Bitrock Capital expressed strong confidence in Interlace’s vision and capabilities.

“The Bitrock team is really impressed with Interlace’s technological and product capabilities. In only a couple years they have developed effective and compliant solutions to help cross border merchants make and receive payments,” said Alfred Shang, Founding partner at Bitrock Capital. “We think Interlace is uniquely positioned to capture the significant opportunities in the global payment markets with its young and eager management team and robust fintech capabilities. Bitrock will continue to support Interlace’s strategic and business development to create exceptional value for exporters and merchants as they navigate the challenging global trade and finance markets.”

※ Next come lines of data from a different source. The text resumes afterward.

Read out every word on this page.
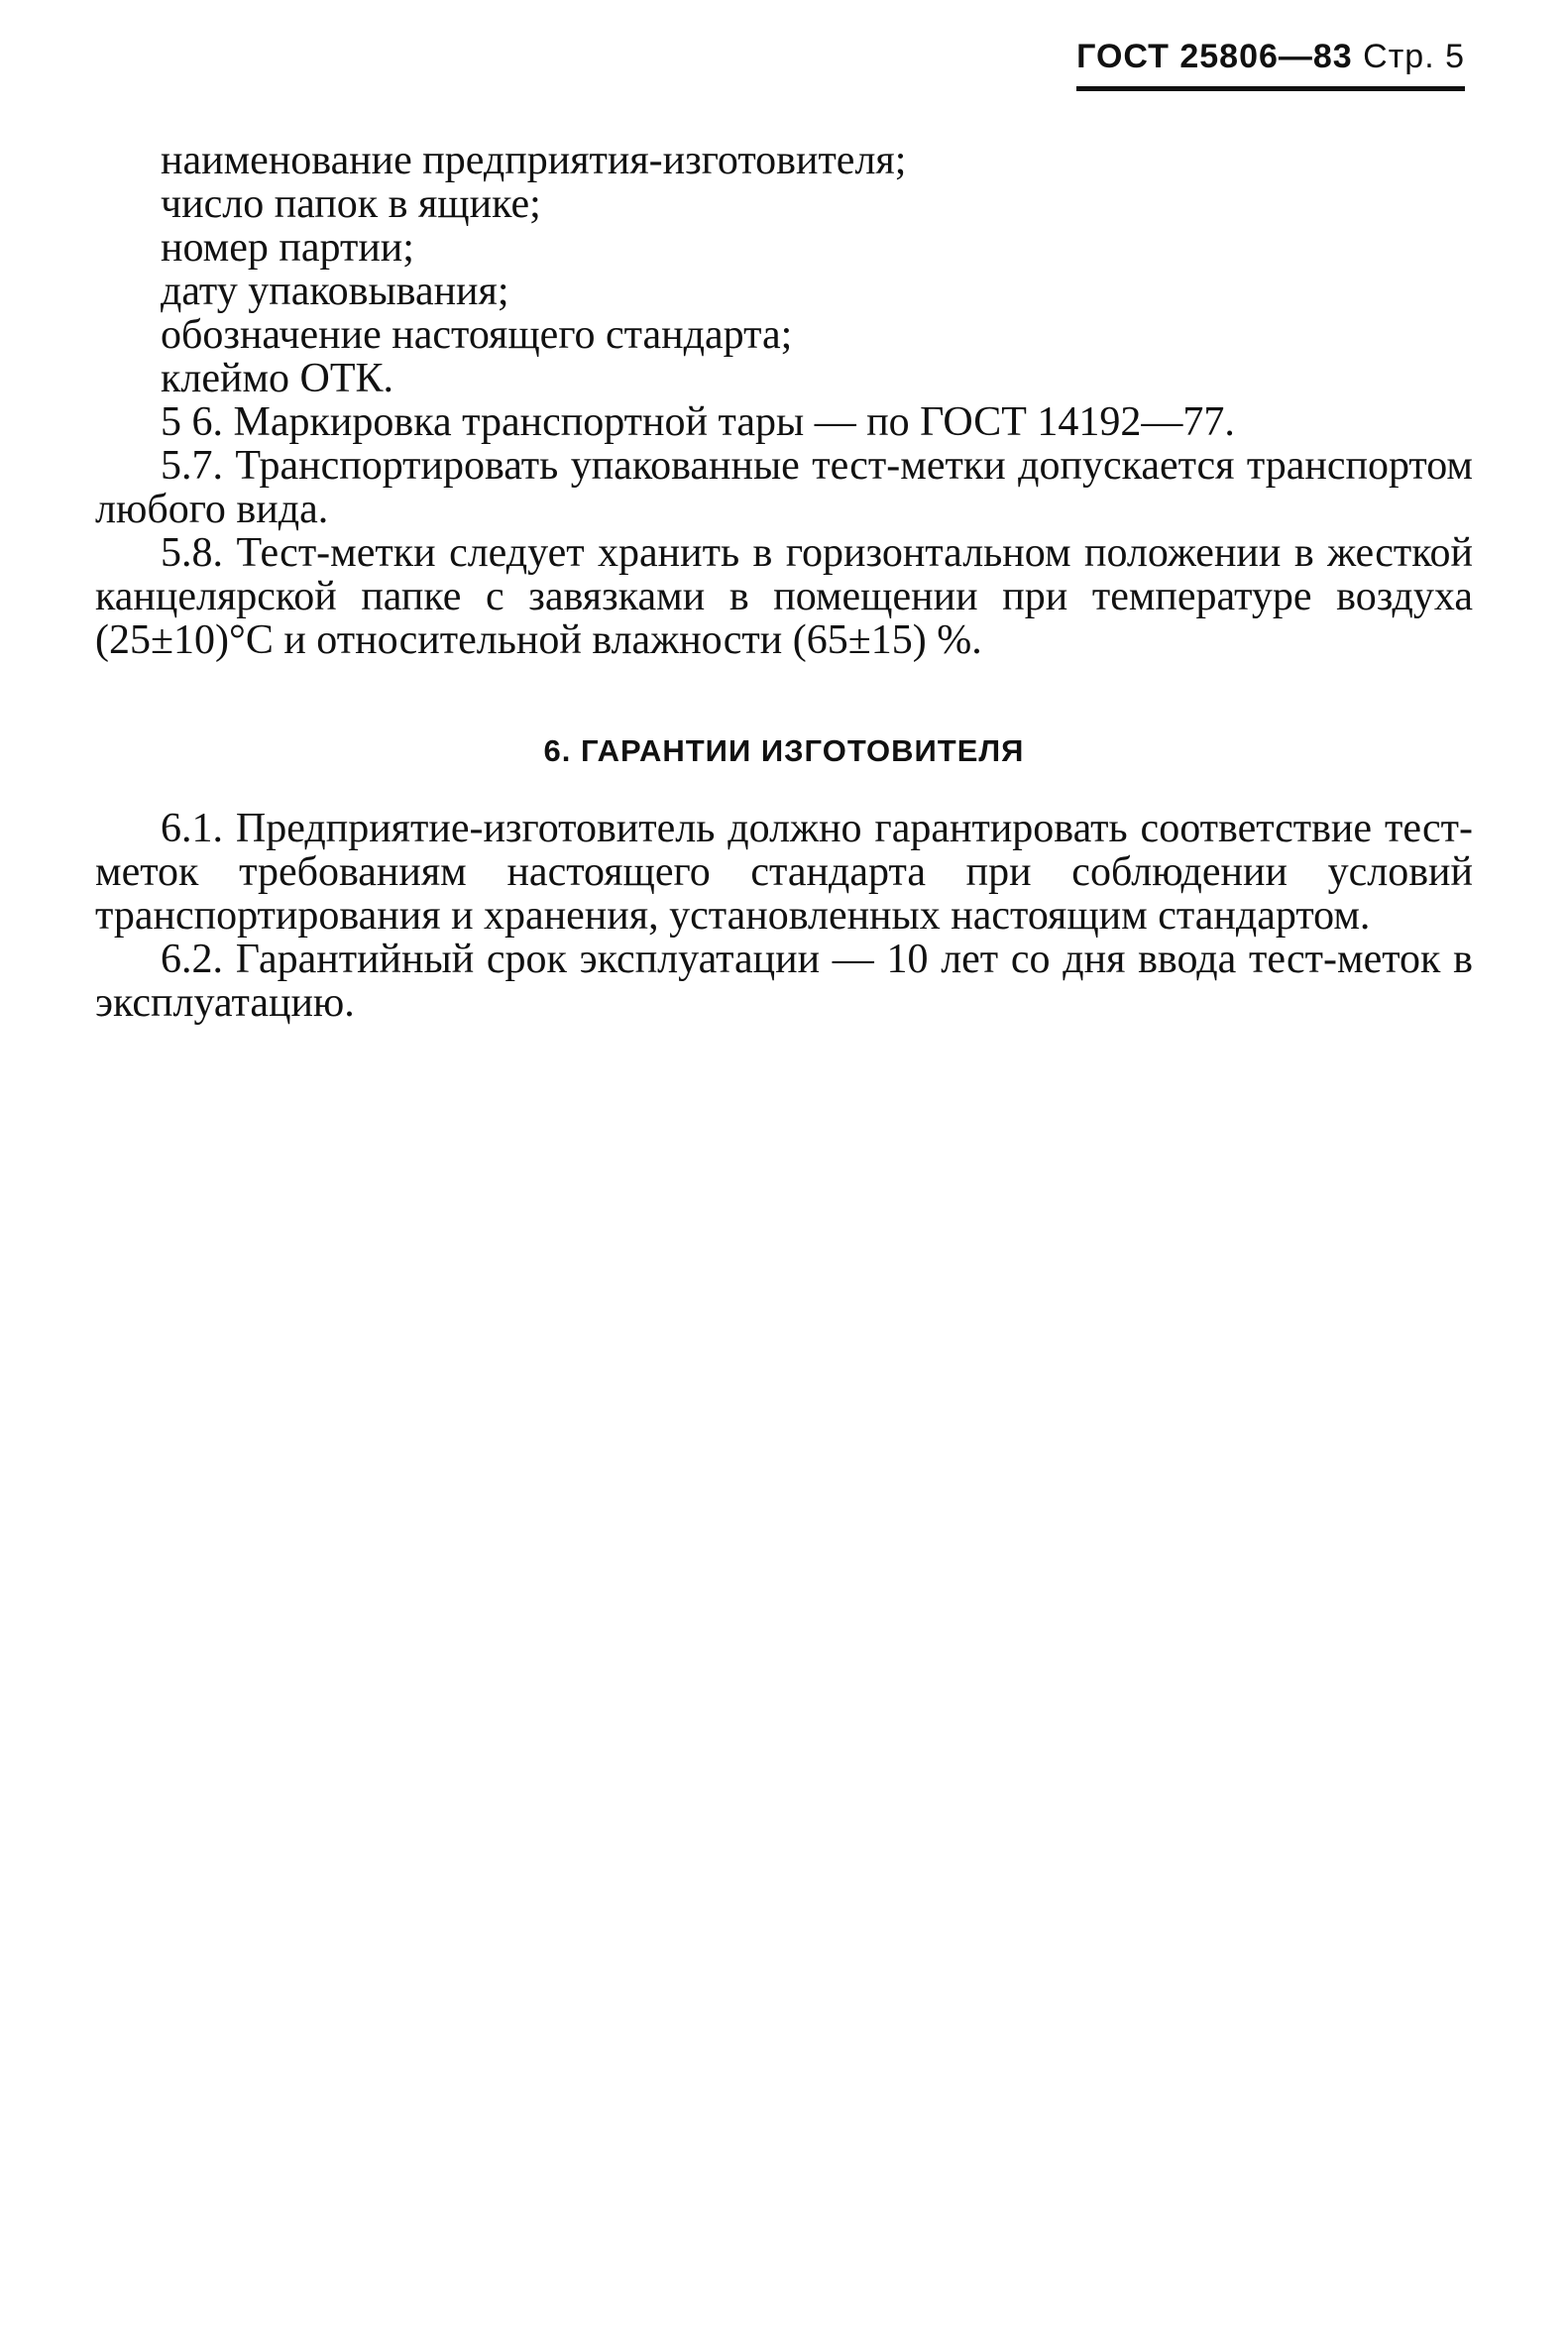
ГОСТ 25806—83 Стр. 5
наименование предприятия-изготовителя;
число папок в ящике;
номер партии;
дату упаковывания;
обозначение настоящего стандарта;
клеймо ОТК.
5 6. Маркировка транспортной тары — по ГОСТ 14192—77.
5.7. Транспортировать упакованные тест-метки допускается транспортом любого вида.
5.8. Тест-метки следует хранить в горизонтальном положении в жесткой канцелярской папке с завязками в помещении при температуре воздуха (25±10)°С и относительной влажности (65±15) %.
6. ГАРАНТИИ ИЗГОТОВИТЕЛЯ
6.1. Предприятие-изготовитель должно гарантировать соответствие тест-меток требованиям настоящего стандарта при соблюдении условий транспортирования и хранения, установленных настоящим стандартом.
6.2. Гарантийный срок эксплуатации — 10 лет со дня ввода тест-меток в эксплуатацию.
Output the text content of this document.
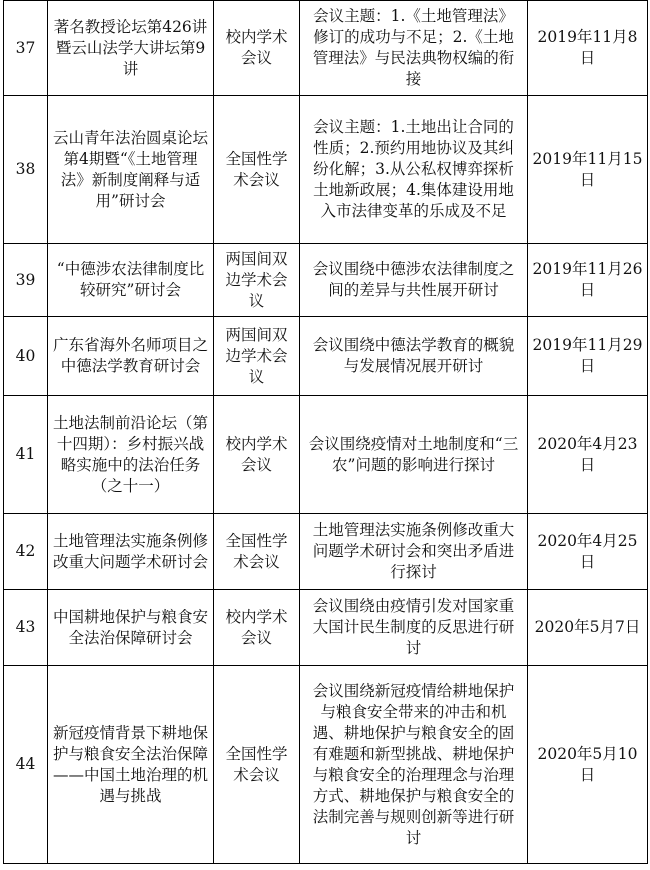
37	著名教授论坛第426讲暨云山法学大讲坛第9讲	校内学术会议	会议主题：1.《土地管理法》修订的成功与不足；2.《土地管理法》与民法典物权编的衔接	2019年11月8日
38	云山青年法治圆桌论坛第4期暨“《土地管理法》新制度阐释与适用”研讨会	全国性学术会议	会议主题：1.土地出让合同的性质；2.预约用地协议及其纠纷化解；3.从公私权博弈探析土地新政展；4.集体建设用地入市法律变革的乐成及不足	2019年11月15日
39	“中德涉农法律制度比较研究”研讨会	两国间双边学术会议	会议围绕中德涉农法律制度之间的差异与共性展开研讨	2019年11月26日
40	广东省海外名师项目之中德法学教育研讨会	两国间双边学术会议	会议围绕中德法学教育的概貌与发展情况展开研讨	2019年11月29日
41	土地法制前沿论坛（第十四期）：乡村振兴战略实施中的法治任务（之十一）	校内学术会议	会议围绕疫情对土地制度和“三农”问题的影响进行探讨	2020年4月23日
42	土地管理法实施条例修改重大问题学术研讨会	全国性学术会议	土地管理法实施条例修改重大问题学术研讨会和突出矛盾进行探讨	2020年4月25日
43	中国耕地保护与粮食安全法治保障研讨会	校内学术会议	会议围绕由疫情引发对国家重大国计民生制度的反思进行研讨	2020年5月7日
44	新冠疫情背景下耕地保护与粮食安全法治保障——中国土地治理的机遇与挑战	全国性学术会议	会议围绕新冠疫情给耕地保护与粮食安全带来的冲击和机遇、耕地保护与粮食安全的固有难题和新型挑战、耕地保护与粮食安全的治理理念与治理方式、耕地保护与粮食安全的法制完善与规则创新等进行研讨	2020年5月10日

Founded in 2019, Interlace delivers the most efficient and cost-effective cross-border, cross-currency, and cross-system financial solutions for Web3, cross-border e-commerce, B2B trade, developers, and more. Operating in strict compliance with global regulations, Interlace holds the highest security certification in the international card payment industry, PCI-DSS Level 1, and is licensed in the United States, Hong Kong, and Lithuania.

About Interlace

Interlace is an enterprise-level global card issuance and digital asset management company based in Singapore, dedicated to delivering efficient and cost-effective cross-border, cross-currency, and cross-system financial solutions. Serving sectors such as Web3, cross-border e-commerce, B2B trade, and software developers, Interlace operates in strict compliance with global regulations. The company holds the PCI-DSS Level 1 security certification and is licensed in the United States, Hong Kong, and Lithuania. Interlace is committed to innovating financial technology solutions that facilitate seamless global transactions and connectivity.